La giovane scosse lentamente il capo. «Io... Io non lo so» rispose, altrettanto confusa. Con delicatezza afferrò la mano di Aran, pur sapendo che studiare il fenomeno più da vicino non le sarebbe servito a nulla.
I due ragazzi fecero appena in tempo a osservare come, nel trovarsi, i due diversi spettri luminosi si fondessero in una sola sfumatura; poi, la luce si intensificò, avvolgendoli. Come in riposta a quel potere sconosciuto, l'intera natura che li circondava parve vibrare: videro i rami degli alberi tremolare e sentirono chiaramente il legno scricchiolare, sollecitato da una pressione invisibile ai loro occhi. Durò pochissimo, ma fu abbastanza da accrescere il loro sbigottimento. I bagliori si spensero tanto in fretta quanto erano arrivati, palpitando lievemente prima di scomparire; loro rimasero lì, con null'altro che due mani intrecciate.
Il silenzio dominava qualunque altra cosa, soverchiante, e lo fece finché Aran, senza quasi accorgersene, parlò: «È la stessa energia...»
Era stato nulla più che un mormorìo, tanto che faticò a raggiungere la mente ottenebrata di Freya. Quando la giovane si accorse che lui aveva parlato, non ebbe il tempo di chiedere cosa intendesse.
Aran, improvvisamente rianimatosi dal torpore, si portò sulle ginocchia, nella stessa posizione in cui era rimasta lei per tutto quel tempo. Aveva gli occhi spalancati, incorniciati dall'espressione di chi ha intuito qualcosa. «Ricordi quel terribile vento che ci ha costretti a rientrare, dopo il ballo?» le domandò.
Freya annuì. Lo rammentava molto bene. Nel ripensarci poteva quasi sentire il formicolìo che le aveva lasciato sulla pelle. In quel ricordo, vivido in ogni sua sfaccettatura, trovò anche lei la risposta: intorno a loro aleggiava la stessa identica energia che si era sprigionata allora.
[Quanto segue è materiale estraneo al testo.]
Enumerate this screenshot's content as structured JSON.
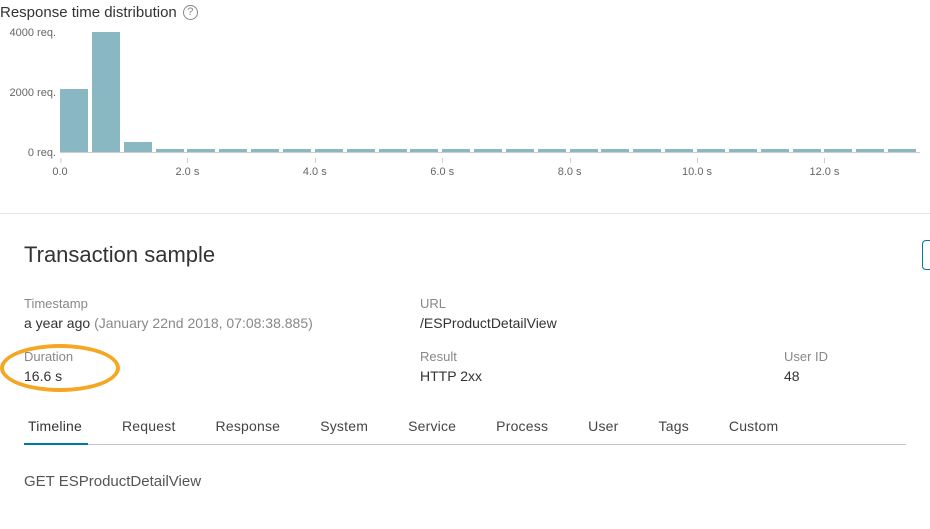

Senza poter stare ferma un istante di più la ragazza balzò in piedi, seguita a ruota dal giovane Principe. «Siamo stati noi» affermò, sicura nonostante tutto.
«Io credo di sì» disse Aran a propria volta.
«Come?» chiese lei, incapace di produrre qualcosa di più articolato.
L'ultima, ennesima domanda, si perse solitaria nel vento d'autunno.